Doccla virtual care platform reports 61% NHS bed-day reduction
TL;DR:
- European virtual care provider Doccla, which runs remote patient monitoring and virtual wards across NHS trusts, says its AI-enabled platform is driving a 61% reduction in bed days, an 89% drop in GP appointments and a 39% fall in non-elective admissions.
- The company cites £450 a day in savings versus the cost of an NHS hospital bed, and an estimated £3 of NHS savings per £1 spent on the technology compared with non-tech models.
- Resultsense view: the Doccla story is the second NHS AI deployment dataset published today, alongside Heidi’s documentation report. They tackle different parts of the same NHS pressure problem — Heidi reduces clinician paperwork, Doccla shifts care out of hospitals — and together they make the case that AI is now operating against multiple NHS bottlenecks at once, rather than as a single-issue productivity bet.
NHS England’s 7.25 million treatment waiting list, the move to community-led care under the “Fit for the Future” 10-year plan, looming doctor strikes and deepening staff shortages provide the backdrop against which both deployments are operating.
What Doccla does
Doccla provides remote patient monitoring and virtual wards designed to support earlier hospital discharge and prevent avoidable admissions, particularly for patients with long-term conditions. Machine learning models combine NHS and proprietary datasets to identify deteriorating patients, while continuous data from clinical-grade wearables — oxygen saturation, blood pressure, ECG — feeds early-warning detection. Doccla’s deputy CEO Michael Macdonnell, who previously worked inside the NHS, said the platform “lets clinical teams intervene sooner and safely manage far larger patient groups than would otherwise be possible”.
The deployment data
The headline 61% bed-day reduction and 89% GP-appointment drop come from Doccla’s deployments inside the NHS rather than independent evaluation. The £450-a-day saving and £3-per-£1 spent return are likewise vendor figures — useful as a deployment signal, but they will need independent evaluation alongside the broader NHS AI scaling programme.

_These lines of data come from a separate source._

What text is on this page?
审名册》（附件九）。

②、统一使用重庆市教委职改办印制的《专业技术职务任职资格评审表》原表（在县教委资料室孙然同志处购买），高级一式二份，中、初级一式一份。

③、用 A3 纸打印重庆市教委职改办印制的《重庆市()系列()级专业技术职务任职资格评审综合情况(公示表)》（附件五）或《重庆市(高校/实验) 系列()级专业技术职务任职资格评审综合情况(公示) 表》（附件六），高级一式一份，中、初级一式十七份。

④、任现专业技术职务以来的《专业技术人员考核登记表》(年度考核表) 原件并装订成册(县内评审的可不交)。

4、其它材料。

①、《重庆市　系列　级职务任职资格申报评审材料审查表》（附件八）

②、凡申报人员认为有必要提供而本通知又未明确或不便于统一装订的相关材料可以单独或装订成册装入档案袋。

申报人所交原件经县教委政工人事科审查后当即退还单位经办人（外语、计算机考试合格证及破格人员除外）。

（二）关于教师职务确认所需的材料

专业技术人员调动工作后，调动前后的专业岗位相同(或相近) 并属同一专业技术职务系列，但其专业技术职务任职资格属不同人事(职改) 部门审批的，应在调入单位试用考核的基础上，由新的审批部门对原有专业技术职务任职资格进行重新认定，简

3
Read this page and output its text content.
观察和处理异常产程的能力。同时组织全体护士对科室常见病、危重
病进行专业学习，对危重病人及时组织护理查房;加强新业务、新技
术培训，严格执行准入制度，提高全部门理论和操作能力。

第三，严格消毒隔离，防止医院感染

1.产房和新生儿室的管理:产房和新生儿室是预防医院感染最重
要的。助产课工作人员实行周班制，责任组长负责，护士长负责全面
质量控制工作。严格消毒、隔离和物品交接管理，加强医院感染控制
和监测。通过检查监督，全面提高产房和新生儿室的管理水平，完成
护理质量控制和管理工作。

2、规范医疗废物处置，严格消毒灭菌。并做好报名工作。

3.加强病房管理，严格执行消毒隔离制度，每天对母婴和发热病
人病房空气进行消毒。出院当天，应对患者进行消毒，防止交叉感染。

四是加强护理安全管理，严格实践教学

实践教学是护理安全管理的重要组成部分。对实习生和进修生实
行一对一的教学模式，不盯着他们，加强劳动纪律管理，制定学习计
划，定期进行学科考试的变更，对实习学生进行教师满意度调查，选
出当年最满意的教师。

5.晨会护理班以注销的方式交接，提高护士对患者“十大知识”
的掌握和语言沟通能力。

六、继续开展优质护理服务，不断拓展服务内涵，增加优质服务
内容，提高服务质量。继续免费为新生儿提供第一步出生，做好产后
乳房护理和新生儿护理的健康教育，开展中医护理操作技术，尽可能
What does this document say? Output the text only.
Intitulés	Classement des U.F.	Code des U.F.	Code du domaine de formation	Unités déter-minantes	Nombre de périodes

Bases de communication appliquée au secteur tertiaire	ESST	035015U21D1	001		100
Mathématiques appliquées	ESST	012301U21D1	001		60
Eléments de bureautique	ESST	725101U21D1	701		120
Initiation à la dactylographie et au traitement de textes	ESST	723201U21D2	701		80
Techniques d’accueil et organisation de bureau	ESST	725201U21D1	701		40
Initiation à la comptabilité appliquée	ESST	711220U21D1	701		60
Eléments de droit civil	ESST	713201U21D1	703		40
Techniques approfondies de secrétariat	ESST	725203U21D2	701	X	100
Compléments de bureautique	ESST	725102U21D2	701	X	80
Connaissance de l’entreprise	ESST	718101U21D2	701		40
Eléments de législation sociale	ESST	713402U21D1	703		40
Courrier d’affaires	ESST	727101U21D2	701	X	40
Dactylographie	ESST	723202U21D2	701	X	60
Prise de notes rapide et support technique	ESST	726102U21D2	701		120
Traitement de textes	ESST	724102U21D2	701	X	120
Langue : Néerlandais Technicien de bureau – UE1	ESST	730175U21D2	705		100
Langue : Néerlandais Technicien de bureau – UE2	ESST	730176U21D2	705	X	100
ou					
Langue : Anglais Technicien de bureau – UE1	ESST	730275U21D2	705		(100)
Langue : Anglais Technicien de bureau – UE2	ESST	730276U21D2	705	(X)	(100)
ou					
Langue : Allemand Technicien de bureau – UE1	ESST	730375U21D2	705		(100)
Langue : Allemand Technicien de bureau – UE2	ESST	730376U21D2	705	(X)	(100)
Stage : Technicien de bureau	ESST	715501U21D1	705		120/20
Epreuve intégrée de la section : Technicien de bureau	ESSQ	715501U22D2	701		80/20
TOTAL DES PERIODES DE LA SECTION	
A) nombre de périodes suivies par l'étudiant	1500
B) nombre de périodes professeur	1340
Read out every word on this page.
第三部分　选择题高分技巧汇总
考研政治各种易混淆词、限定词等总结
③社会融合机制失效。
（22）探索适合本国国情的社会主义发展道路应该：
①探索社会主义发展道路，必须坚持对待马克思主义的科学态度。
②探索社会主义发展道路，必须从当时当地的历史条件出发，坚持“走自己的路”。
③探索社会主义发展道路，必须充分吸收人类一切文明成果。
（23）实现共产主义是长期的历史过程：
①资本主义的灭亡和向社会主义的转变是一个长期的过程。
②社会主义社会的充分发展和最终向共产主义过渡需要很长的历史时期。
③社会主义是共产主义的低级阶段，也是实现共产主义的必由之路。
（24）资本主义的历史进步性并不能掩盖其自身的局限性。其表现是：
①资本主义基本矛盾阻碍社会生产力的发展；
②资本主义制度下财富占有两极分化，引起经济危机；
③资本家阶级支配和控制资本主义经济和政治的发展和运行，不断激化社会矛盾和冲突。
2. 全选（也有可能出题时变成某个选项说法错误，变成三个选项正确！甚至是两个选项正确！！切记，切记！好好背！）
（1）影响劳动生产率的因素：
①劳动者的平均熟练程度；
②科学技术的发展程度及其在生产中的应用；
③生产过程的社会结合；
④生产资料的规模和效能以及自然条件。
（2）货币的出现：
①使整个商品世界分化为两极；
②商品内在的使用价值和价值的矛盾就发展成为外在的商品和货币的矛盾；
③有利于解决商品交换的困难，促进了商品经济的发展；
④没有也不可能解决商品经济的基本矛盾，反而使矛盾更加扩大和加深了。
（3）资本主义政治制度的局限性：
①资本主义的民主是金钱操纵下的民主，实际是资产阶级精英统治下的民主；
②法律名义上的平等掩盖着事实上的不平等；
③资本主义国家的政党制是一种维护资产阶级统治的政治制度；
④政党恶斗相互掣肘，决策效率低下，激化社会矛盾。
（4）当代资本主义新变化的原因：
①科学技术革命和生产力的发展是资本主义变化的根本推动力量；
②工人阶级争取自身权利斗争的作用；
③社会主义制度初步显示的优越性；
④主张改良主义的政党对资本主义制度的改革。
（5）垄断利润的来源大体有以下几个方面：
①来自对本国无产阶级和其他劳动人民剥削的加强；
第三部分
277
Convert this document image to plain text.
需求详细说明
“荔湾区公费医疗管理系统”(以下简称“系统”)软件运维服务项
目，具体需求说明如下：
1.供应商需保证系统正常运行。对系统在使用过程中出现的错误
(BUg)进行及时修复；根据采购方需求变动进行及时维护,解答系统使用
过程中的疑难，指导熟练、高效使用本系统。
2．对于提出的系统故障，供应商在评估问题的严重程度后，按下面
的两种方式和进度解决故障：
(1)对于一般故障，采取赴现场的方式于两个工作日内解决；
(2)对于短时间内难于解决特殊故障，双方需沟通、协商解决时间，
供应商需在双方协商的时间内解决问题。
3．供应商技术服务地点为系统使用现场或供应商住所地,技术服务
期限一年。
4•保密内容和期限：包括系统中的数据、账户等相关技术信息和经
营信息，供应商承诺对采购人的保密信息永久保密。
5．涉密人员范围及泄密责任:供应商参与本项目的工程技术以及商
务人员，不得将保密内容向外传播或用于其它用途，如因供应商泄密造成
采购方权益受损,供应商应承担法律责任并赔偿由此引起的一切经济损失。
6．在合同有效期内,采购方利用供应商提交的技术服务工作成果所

LLMs sit alongside the predictive monitoring layer in Doccla’s stack: the company uses them to streamline clinical notes and present complex information to patients in more accessible language. Macdonnell argued this addresses two bottlenecks at once — administrative load on clinicians and information accessibility for patients — without removing clinical judgement from the loop.
The trust gap
The piece is candid about the unresolved question: clinical trust in AI remains low and will only grow through transparency and further evidence. Predictive models must demonstrate accurate and fair outcomes across diverse patient groups before scaling across real-world clinical settings. That is the work that NHS England’s national AI evaluation programme exists to do, and the gap between vendor-published deployment numbers and independent multi-site evaluations is where Royal Colleges and clinician unions will press the strongest.
UK context
Doccla’s claims sit alongside Heidi’s NHS documentation report and the Department of Health and Social Care’s wider push under the “Fit for the Future: 10 Year Health Plan for England” to move care out of hospitals. The deployment pattern is consistent across vendors: ambient AI inside the consultation, predictive AI between consultations, and virtual-ward infrastructure at the discharge boundary.
Looking forward
The credibility test for both Doccla and Heidi is independent multi-site evaluation that disaggregates time-saved and bed-day reductions from broader operational changes. UK integrated care boards now have sufficient deployment data to weigh procurement decisions but should expect NHS England guidance to evolve rapidly through 2026 as evaluation evidence matures.